次々に言っていくが、神鷹がクソ真面目過ぎてどうにも使えそうにねえぞ。

「神鷹よ、たまには羽目を外せよな」

「し、ですか。『新年に お参りできて 嬉しいな』です」

は?何言っているの、こいつ。

「え?し、の札じゃないんですか?」

言ってから勘違いを気付き赤くなる神鷹。お前なあ。そんな感じだとうちの鎮守府で苦労するぞ?

「そ、そんなことはないです!」

 

結局俺様がほとんど考案して作ったカルタは大好評だった。

「何だい、与作。
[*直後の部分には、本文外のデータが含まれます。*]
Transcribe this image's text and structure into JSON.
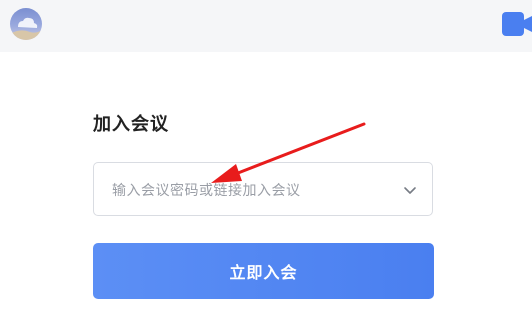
{
  "heading": "加入会议",
  "meeting_input": {
    "placeholder": "输入会议密码或链接加入会议"
  },
  "join_button": {
    "label": "立即入会"
  },
  "icons": {
    "avatar": "user-avatar",
    "app": "video-camera-icon",
    "dropdown": "chevron-down-icon",
    "annotation": "red-arrow-annotation"
  },
  "colors": {
    "primary": "#4a7ff0",
    "annotation": "#e81c1c"
  }
}
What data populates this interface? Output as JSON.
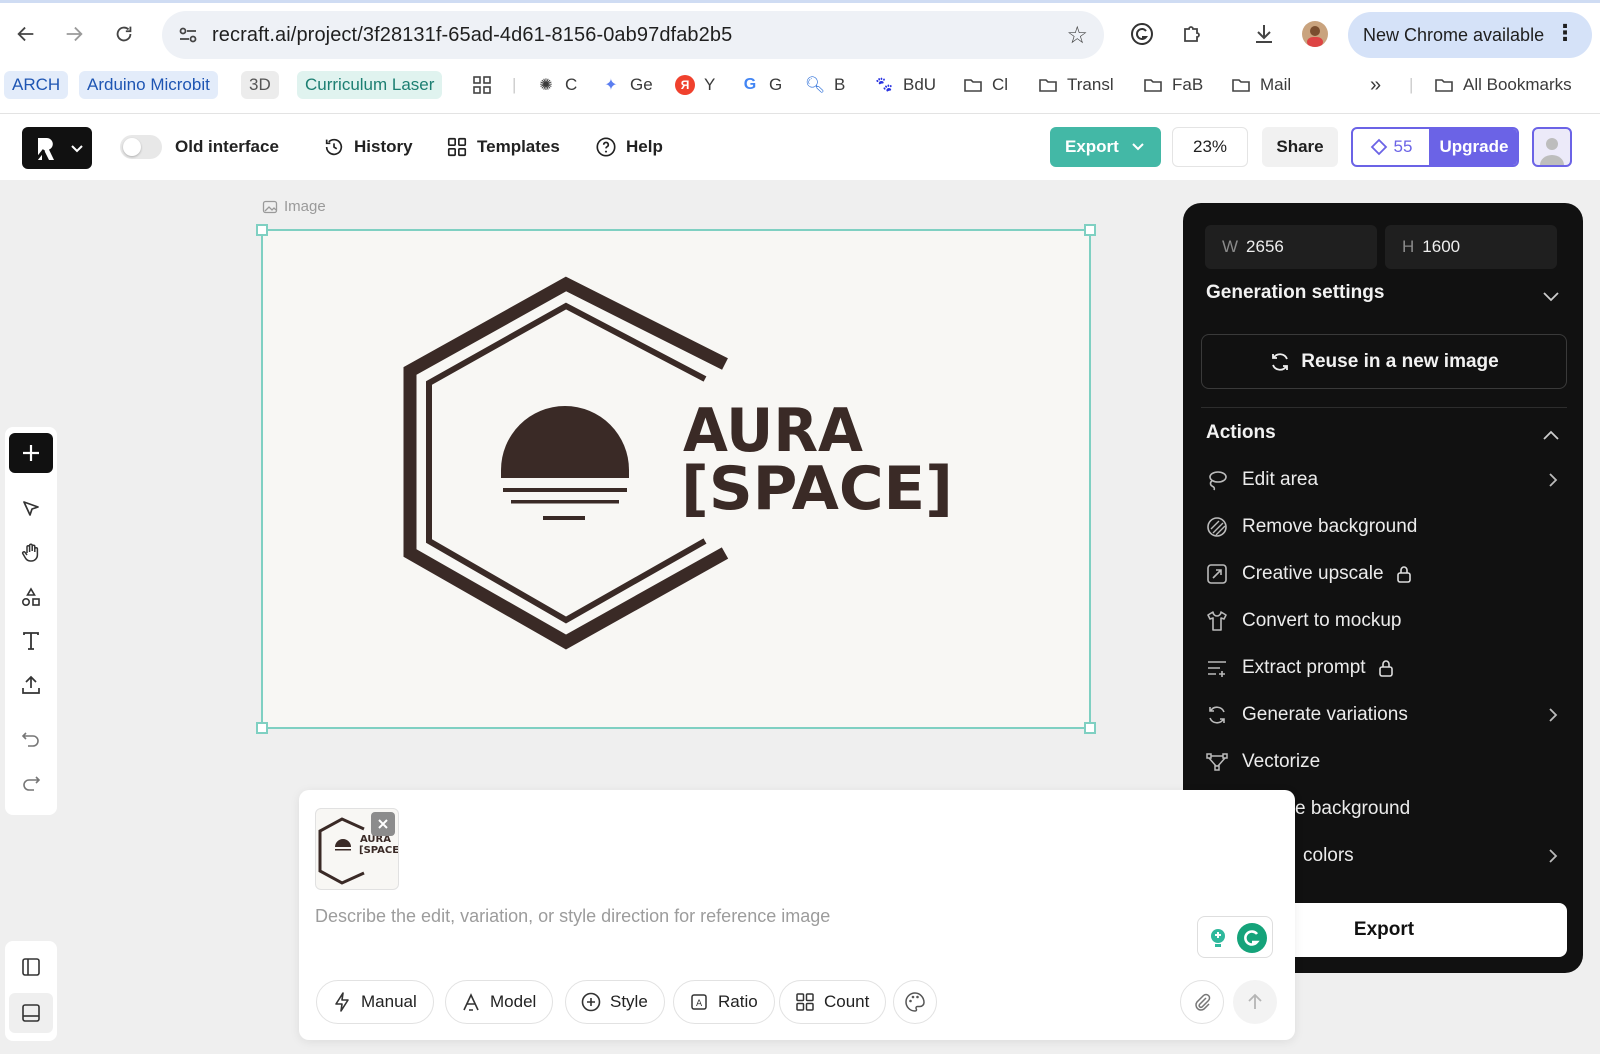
{
  "browser": {
    "url": "recraft.ai/project/3f28131f-65ad-4d61-8156-0ab97dfab2b5",
    "new_chrome_label": "New Chrome available",
    "bookmarks": [
      {
        "label": "ARCH",
        "icon": "pill"
      },
      {
        "label": "Arduino Microbit",
        "icon": "pill"
      },
      {
        "label": "3D",
        "icon": "pill"
      },
      {
        "label": "Curriculum Laser",
        "icon": "pill"
      },
      {
        "label": "C",
        "icon": "openai-icon"
      },
      {
        "label": "Ge",
        "icon": "gemini-icon"
      },
      {
        "label": "Y",
        "icon": "yandex-icon"
      },
      {
        "label": "G",
        "icon": "google-icon"
      },
      {
        "label": "B",
        "icon": "search-icon"
      },
      {
        "label": "BdU",
        "icon": "baidu-icon"
      },
      {
        "label": "Cl",
        "icon": "folder-icon"
      },
      {
        "label": "Transl",
        "icon": "folder-icon"
      },
      {
        "label": "FaB",
        "icon": "folder-icon"
      },
      {
        "label": "Mail",
        "icon": "folder-icon"
      }
    ],
    "more_label": "»",
    "all_bookmarks_label": "All Bookmarks"
  },
  "toolbar": {
    "old_interface_label": "Old interface",
    "history_label": "History",
    "templates_label": "Templates",
    "help_label": "Help",
    "export_label": "Export",
    "zoom": "23%",
    "share_label": "Share",
    "credits": "55",
    "upgrade_label": "Upgrade"
  },
  "canvas": {
    "label": "Image",
    "logo_line1": "AURA",
    "logo_line2": "[SPACE]"
  },
  "panel": {
    "width_label": "W",
    "width_value": "2656",
    "height_label": "H",
    "height_value": "1600",
    "generation_settings_title": "Generation settings",
    "reuse_label": "Reuse in a new image",
    "actions_title": "Actions",
    "actions": [
      {
        "label": "Edit area",
        "icon": "lasso-icon",
        "arrow": true,
        "locked": false
      },
      {
        "label": "Remove background",
        "icon": "remove-bg-icon",
        "arrow": false,
        "locked": false
      },
      {
        "label": "Creative upscale",
        "icon": "upscale-icon",
        "arrow": false,
        "locked": true
      },
      {
        "label": "Convert to mockup",
        "icon": "shirt-icon",
        "arrow": false,
        "locked": false
      },
      {
        "label": "Extract prompt",
        "icon": "text-lines-icon",
        "arrow": false,
        "locked": true
      },
      {
        "label": "Generate variations",
        "icon": "refresh-icon",
        "arrow": true,
        "locked": false
      },
      {
        "label": "Vectorize",
        "icon": "vector-icon",
        "arrow": false,
        "locked": false
      },
      {
        "label": "e background",
        "icon": "",
        "arrow": false,
        "locked": false
      },
      {
        "label": "colors",
        "icon": "",
        "arrow": true,
        "locked": false
      }
    ],
    "export_label": "Export"
  },
  "prompt": {
    "placeholder": "Describe the edit, variation, or style direction for reference image",
    "thumb_line1": "AURA",
    "thumb_line2": "[SPACE",
    "chips": [
      {
        "label": "Manual",
        "icon": "bolt-icon"
      },
      {
        "label": "Model",
        "icon": "model-icon"
      },
      {
        "label": "Style",
        "icon": "plus-circle-icon"
      },
      {
        "label": "Ratio",
        "icon": "ratio-icon"
      },
      {
        "label": "Count",
        "icon": "grid-icon"
      }
    ]
  },
  "colors": {
    "accent_teal": "#43b8a6",
    "upgrade_purple": "#6b63e6",
    "panel_bg": "#111111",
    "logo_brown": "#3a2a26"
  }
}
今の『切るに切れない腐れ縁』ってのは!」

「そうよ!『二言目にはずるいとばかり』なんて、完全にあたしのことじゃないの!」

「提督~。『かもかもは 可もなく不可もないのかも』ってあたしのことかも~?」

「しれえ!自分ばっかり『提督は いつも大変 お疲れ様』ってずるいですよ!」

 

ひっひっひっひ。いい気味だ。だが、雪風よ。最後のは俺様じゃなくて神鷹が考えた奴だぞ。そのものずばりだから採用してやったんだ。

「Danke!ありがとうございます・・」

 

照れる神鷹のすぐ横でまた頬を膨らませる奴あり。

「ダーリン!『お喋り探偵 たまには黙れ 』ってこれ完全に悪口じゃない~。もうっ!!」

けっけっけっけ。俺様の日頃の苦労が分かったか。  

 




登場人物紹介

織田提督・・・瑞鶴が泣いて頼むのはどうでもいいが、与作からの贈り物ということで無下にできず、一時間という約束でゴトシープランドに付き合う。

瑞鶴・・・・・正月三が日までキラはとれず。

グレカーレ・・北上さん△ アトランタ△ ジョンストン× あたし× なる謎メモを与作の机の上に置く。